By Jamie Samuelsen

I suppose that the Roger Goodell critics will complain that he was trying to send a message with his harsh penalties that came down today in the wake of the Saints bounty scandal.

But what a message to send.

You can bury your head in the sand all you want and claim that bounties like the Saints were using “goes on everywhere”. And maybe you’re right. But the fact is that we have admitted occurrences of coaches and players collecting and doling out money for “knockout” and “cart-off” hits in NFL games. We know that football is a violent sport. And you have to play right on the edge of sanity to excel at the highest level.

But it is, after all, a game. And it is, after all, a business. And we’re told by most that it’s a fraternity of men who played the game. And if that’s the case, which I believe it is, Goodell had no choice but to act swiftly and strongly.

To be fair, nobody expected him to act THIS quickly and THIS severely. I figured that the Saints would lose a pick or two and Sean Payton might miss a game or two. But for Payton to lose an entire season is amazing. And the more I think about – justified.

Goodell’s greatest concern as commissioner is player safety. He knows that he has the best league in America. And he knows that the only thing that would knock football from its perch would be for top players to get injured and have their careers shortened. America loves football. But America wouldn’t love football if Tom Brady and Matthew Stafford missed a whole season the same way that Peyton Manning did. So Goodell has to strike a balance between the violent game that we all love, and the dangerous game that causes players to lose years off their lives.

This was just a step in the process.

Perhaps this penalty will be appealed. Perhaps it will be trimmed down. That’s not the point. The point is that football to cause injury will not be tolerated anymore. Goodell has made the clear already with suspensions and fines that he gave out to players like James Harrison of the Steelers and Ndamukong Suh of the Lions. But he made it crystal clear today. The Saints case is going to be like one of those landmark Supreme Court cases that get cited when new law is passed or overturned. When a player, coach or executive gets a suspension for a similar infraction – all they’ll have to do is refer back to the Payton case to find out just how severe their penalty will be.

And Goodell isn’t done either. He still has to deal with the players. And if Payton gets a year, shouldn’t someone like Jonathan Vilma get more? How can the players association plead for safety and argue for fewer practices and games…and at the same time conspire to injure their fellow union-members? It’s unconscionable.

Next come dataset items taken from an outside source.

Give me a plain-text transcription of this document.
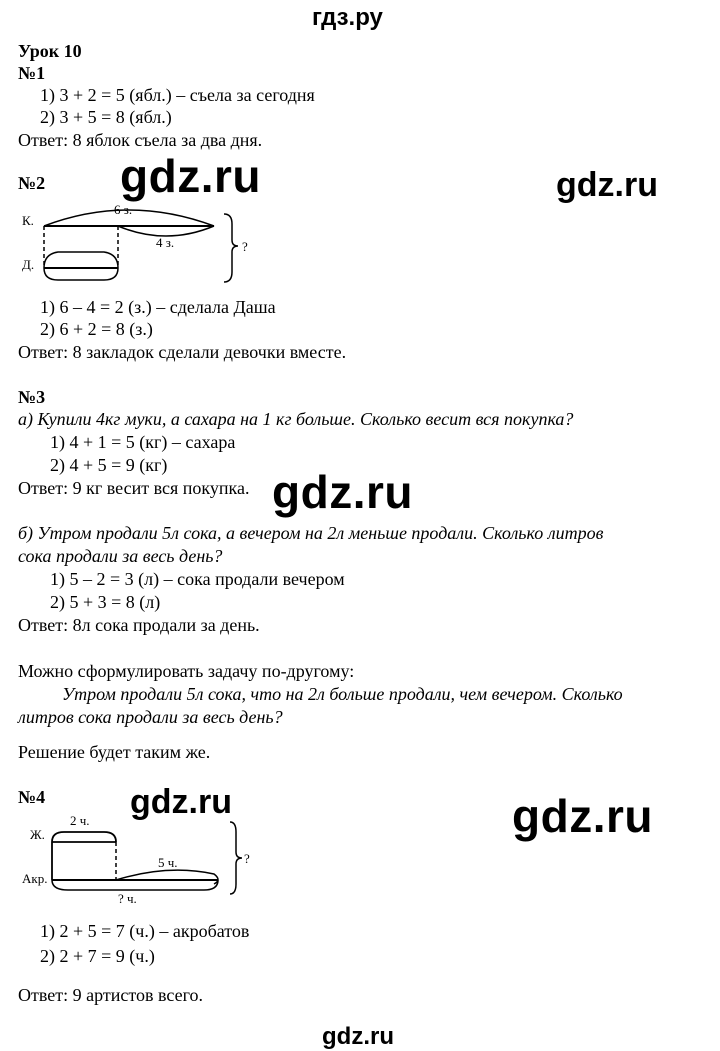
гдз.ру
Урок 10
№1
1) 3 + 2 = 5 (ябл.) – съела за сегодня
2) 3 + 5 = 8 (ябл.)
Ответ: 8 яблок съела за два дня.
gdz.ru	gdz.ru
№2
К.
Д.
6 з.
4 з.	?
1) 6 – 4 = 2 (з.) – сделала Даша
2) 6 + 2 = 8 (з.)
Ответ: 8 закладок сделали девочки вместе.
№3
а) Купили 4кг муки, а сахара на 1 кг больше. Сколько весит вся покупка?
1) 4 + 1 = 5 (кг) – сахара
2) 4 + 5 = 9 (кг)
Ответ: 9 кг весит вся покупка. gdz.ru
б) Утром продали 5л сока, а вечером на 2л меньше продали. Сколько литров
сока продали за весь день?
1) 5 – 2 = 3 (л) – сока продали вечером
2) 5 + 3 = 8 (л)
Ответ: 8л сока продали за день.
Можно сформулировать задачу по-другому:
Утром продали 5л сока, что на 2л больше продали, чем вечером. Сколько
литров сока продали за весь день?
Решение будет таким же.
№4 gdz.ru	gdz.ru
Ж.
Акр.
2 ч.
5 ч.
? ч.
?
1) 2 + 5 = 7 (ч.) – акробатов
2) 2 + 7 = 9 (ч.)
Ответ: 9 артистов всего.
gdz.ru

Again, you can disagree with Goodell all you want. But you can’t disagree with this point – Goodell is trying to make his game better. Bud Selig could make his game better by adopting instant replay. He won’t. David Stern made an embarrassment of his game by voiding the Chris Paul trade to the Lakers. And Gary Bettman refuses to embrace the traditions of hockey while continuing to try to force-feed it to markets that just don’t want it. (Hmmm. Take the Thrashers OUT of Atlanta and put them in Winnipeg? What a concept!)

Today is a strange day in NFL history because it is so unexpected. But it’s a great day as well. A commissioner acted in the best interests of his sport, and he made it better. Every other commish should be taking notes.